そんな疑問が頭に浮かんだが、兵士の最後の言葉を思い出した。
わたしのために。
わたしのために・・・涙を?
しかし横たわって自らも涙を流していた
あの兵士に、ユウリ殿が泣いていたことを知ることができただろうか。
それとも
主自らの感謝の言葉と、傍にいる間中注がれていた穏やかな笑顔に・・・?
首を振る。
ああ、それがなんだったにしろ、彼に向けられた主の全てに。
なによりもきっと傍らに在ったユウリ殿自身に。彼は微笑みながら逝った。
それにしても、私は涙を流す軍主殿を見ながら、胸が痛まないことに我ながら
不思議に思った。
単に驚きが勝ってしまったのだろうか。
その涙はあまりに透明で綺麗な涙だった。
はっ、と我に返り、ポケットからきちんとたたんだハンカチを取り出す。
「ユウリ殿」
目の前に差し出されたハンカチに少年は一瞬驚いて瞬きをした。

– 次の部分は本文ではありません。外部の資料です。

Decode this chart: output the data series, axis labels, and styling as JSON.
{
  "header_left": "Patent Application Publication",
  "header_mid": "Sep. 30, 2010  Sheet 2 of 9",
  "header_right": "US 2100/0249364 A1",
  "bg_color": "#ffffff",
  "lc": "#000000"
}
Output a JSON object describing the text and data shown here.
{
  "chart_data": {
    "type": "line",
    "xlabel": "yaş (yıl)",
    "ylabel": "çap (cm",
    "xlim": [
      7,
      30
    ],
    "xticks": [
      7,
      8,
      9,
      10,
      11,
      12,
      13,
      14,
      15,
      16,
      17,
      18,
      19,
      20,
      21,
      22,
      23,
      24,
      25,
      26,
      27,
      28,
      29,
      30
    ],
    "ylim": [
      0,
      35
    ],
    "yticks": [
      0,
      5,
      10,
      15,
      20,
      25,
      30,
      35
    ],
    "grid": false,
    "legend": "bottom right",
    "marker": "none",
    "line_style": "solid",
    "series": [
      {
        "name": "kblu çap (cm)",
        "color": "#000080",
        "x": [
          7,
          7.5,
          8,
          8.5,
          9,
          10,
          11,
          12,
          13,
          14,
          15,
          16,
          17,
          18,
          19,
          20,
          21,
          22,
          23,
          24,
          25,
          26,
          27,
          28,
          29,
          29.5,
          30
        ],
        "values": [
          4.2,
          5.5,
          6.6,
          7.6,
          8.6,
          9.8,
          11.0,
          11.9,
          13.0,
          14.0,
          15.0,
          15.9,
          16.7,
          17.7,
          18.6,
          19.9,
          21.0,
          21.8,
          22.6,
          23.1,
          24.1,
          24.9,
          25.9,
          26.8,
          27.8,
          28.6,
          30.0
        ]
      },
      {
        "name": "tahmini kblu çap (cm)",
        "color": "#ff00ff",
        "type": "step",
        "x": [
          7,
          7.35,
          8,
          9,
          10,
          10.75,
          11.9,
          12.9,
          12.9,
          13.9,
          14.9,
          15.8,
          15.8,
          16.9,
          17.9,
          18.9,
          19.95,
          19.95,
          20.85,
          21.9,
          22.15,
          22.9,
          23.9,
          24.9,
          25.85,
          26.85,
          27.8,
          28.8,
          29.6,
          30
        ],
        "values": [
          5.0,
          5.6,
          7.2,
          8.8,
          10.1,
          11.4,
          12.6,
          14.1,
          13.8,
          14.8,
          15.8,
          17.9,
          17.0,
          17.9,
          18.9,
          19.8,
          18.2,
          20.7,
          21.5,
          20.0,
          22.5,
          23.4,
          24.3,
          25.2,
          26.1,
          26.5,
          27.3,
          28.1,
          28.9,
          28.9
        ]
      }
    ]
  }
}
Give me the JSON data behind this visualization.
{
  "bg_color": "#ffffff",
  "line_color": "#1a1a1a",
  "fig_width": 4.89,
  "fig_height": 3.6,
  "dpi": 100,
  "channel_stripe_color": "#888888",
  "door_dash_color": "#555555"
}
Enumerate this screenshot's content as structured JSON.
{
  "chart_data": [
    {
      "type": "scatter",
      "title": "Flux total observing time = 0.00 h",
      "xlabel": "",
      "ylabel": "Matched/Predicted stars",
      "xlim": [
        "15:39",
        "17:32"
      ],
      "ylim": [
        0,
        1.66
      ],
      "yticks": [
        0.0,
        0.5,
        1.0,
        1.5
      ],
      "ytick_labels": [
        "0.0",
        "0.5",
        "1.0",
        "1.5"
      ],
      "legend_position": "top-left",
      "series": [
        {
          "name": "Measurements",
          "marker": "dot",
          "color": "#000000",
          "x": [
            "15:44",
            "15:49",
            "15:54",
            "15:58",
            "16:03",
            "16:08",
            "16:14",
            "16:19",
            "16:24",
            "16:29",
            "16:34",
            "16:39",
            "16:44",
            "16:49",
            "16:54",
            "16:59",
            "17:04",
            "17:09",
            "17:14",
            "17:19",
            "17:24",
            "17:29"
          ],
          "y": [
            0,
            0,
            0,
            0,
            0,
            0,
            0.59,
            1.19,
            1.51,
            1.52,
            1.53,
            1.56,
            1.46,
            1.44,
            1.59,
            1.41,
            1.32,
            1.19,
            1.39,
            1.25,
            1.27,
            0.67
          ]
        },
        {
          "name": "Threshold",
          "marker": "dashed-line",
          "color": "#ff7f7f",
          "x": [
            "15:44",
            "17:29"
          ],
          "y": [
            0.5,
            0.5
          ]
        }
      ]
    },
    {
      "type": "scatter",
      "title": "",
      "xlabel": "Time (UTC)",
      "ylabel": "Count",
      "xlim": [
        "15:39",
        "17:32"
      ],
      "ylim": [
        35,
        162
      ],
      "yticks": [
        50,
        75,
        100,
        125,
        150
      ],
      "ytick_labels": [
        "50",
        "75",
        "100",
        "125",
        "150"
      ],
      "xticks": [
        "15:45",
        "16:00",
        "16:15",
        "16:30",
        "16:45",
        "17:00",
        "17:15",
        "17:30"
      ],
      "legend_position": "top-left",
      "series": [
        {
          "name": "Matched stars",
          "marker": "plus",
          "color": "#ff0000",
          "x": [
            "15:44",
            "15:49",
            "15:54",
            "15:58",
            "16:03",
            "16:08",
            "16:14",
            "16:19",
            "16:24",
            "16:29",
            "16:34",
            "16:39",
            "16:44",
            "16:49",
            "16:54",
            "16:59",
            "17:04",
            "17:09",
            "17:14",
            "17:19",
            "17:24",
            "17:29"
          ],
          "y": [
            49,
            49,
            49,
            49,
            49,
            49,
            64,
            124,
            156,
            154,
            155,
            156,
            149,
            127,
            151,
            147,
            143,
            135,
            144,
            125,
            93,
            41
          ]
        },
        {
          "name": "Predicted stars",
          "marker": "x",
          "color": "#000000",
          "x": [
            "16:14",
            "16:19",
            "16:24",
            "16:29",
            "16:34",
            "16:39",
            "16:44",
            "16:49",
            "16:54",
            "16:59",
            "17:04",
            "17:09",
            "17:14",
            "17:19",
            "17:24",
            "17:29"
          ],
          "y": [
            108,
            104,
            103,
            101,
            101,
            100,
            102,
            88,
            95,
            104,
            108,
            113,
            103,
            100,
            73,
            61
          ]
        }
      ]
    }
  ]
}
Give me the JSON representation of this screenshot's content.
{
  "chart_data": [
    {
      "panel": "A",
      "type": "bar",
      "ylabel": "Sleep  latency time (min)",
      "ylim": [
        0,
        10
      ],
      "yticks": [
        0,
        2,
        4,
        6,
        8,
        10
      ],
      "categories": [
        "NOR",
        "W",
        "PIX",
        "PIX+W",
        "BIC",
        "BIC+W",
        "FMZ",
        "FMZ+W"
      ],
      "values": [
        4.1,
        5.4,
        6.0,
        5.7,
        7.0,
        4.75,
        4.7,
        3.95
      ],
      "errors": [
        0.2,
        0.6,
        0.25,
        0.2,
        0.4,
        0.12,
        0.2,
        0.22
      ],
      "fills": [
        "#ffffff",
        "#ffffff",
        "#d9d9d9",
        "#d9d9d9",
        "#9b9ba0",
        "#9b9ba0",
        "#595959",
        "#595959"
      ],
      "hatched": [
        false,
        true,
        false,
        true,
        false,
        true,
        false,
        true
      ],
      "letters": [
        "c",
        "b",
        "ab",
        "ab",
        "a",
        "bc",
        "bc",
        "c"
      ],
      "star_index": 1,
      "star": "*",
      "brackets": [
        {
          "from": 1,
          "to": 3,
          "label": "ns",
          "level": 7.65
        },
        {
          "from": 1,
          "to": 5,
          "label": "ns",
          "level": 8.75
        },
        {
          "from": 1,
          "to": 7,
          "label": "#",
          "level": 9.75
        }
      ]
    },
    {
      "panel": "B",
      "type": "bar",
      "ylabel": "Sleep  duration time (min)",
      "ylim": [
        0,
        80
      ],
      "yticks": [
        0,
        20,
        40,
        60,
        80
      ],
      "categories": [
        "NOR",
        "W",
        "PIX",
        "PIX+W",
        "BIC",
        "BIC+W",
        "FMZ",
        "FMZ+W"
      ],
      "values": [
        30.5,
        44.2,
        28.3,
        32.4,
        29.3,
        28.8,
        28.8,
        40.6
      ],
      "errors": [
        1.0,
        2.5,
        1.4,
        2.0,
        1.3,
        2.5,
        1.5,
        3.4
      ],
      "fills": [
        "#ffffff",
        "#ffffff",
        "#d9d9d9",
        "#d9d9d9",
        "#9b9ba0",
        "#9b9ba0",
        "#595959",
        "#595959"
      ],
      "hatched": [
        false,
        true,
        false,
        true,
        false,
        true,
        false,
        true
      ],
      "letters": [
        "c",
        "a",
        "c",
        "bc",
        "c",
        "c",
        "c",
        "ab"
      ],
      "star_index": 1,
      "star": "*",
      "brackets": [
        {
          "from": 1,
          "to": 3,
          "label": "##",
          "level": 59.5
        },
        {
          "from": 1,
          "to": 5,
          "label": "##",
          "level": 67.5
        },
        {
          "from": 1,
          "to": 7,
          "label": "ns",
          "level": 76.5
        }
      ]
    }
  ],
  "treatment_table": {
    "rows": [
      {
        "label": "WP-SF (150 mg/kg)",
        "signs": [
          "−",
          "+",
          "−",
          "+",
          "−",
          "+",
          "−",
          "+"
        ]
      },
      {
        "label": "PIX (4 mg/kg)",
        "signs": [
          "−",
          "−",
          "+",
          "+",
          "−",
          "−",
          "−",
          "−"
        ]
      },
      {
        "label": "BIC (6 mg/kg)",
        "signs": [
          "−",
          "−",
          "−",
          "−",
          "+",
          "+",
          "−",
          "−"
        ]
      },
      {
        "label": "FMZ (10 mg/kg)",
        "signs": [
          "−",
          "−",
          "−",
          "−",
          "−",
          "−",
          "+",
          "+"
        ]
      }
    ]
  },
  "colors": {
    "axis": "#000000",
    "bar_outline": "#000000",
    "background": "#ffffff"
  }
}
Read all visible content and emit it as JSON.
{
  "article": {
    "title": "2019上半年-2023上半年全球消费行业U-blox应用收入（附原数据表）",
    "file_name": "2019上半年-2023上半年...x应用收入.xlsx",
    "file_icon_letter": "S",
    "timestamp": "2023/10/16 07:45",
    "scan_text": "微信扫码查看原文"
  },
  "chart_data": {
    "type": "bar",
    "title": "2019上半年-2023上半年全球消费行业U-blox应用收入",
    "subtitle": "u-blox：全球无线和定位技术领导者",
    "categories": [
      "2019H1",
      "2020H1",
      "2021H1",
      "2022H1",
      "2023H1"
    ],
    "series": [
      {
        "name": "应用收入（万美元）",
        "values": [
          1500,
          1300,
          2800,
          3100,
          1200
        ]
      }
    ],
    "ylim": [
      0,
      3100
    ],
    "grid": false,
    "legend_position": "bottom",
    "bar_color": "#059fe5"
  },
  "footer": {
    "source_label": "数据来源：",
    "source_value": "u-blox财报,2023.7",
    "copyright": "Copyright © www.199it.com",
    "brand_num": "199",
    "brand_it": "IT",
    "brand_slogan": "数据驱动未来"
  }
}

目にたまった
大きな涙の粒がぼろりと落ちる。
そして私の手からハンカチを受け取ると涙を拭いた。
「ありがとう、ボリス」
私の目を見ると、少し恥ずかしそうに笑う。
ハンカチをしまおうとするので、受け取る為に手を出すが、ちゃんと洗って
アイロンもかけてから返す、と言われた。
私はそんなつもりはなかったのだが、
軍主殿がこういうことに頑固なことを知るには既に充分な時間を過ごしていた
ので、素直に聞くことにした。
少年はすくっと立ち上がると、テントの出口を向いた。
「ボリス、行こうか」
「はい」
想像していたよりもしっかりとした声に、こちらもしっかりと答える。
ユウリ殿はテントを出る寸前、短く中を振り返った。
チラと垣間見たのは静かな笑み。
兵士の死には嘆くよりも感謝の意を示して欲しいな、と思ったので。
できれば涙を流してはいても悲しみだけでないように書きたかったんですが、
そこまで書き込むことができていませんね・・・。
己の文章力の無さにギブアップ。無念ー!
でも、それくらいにティントイベントを終えた2主には強くなっていて欲しい。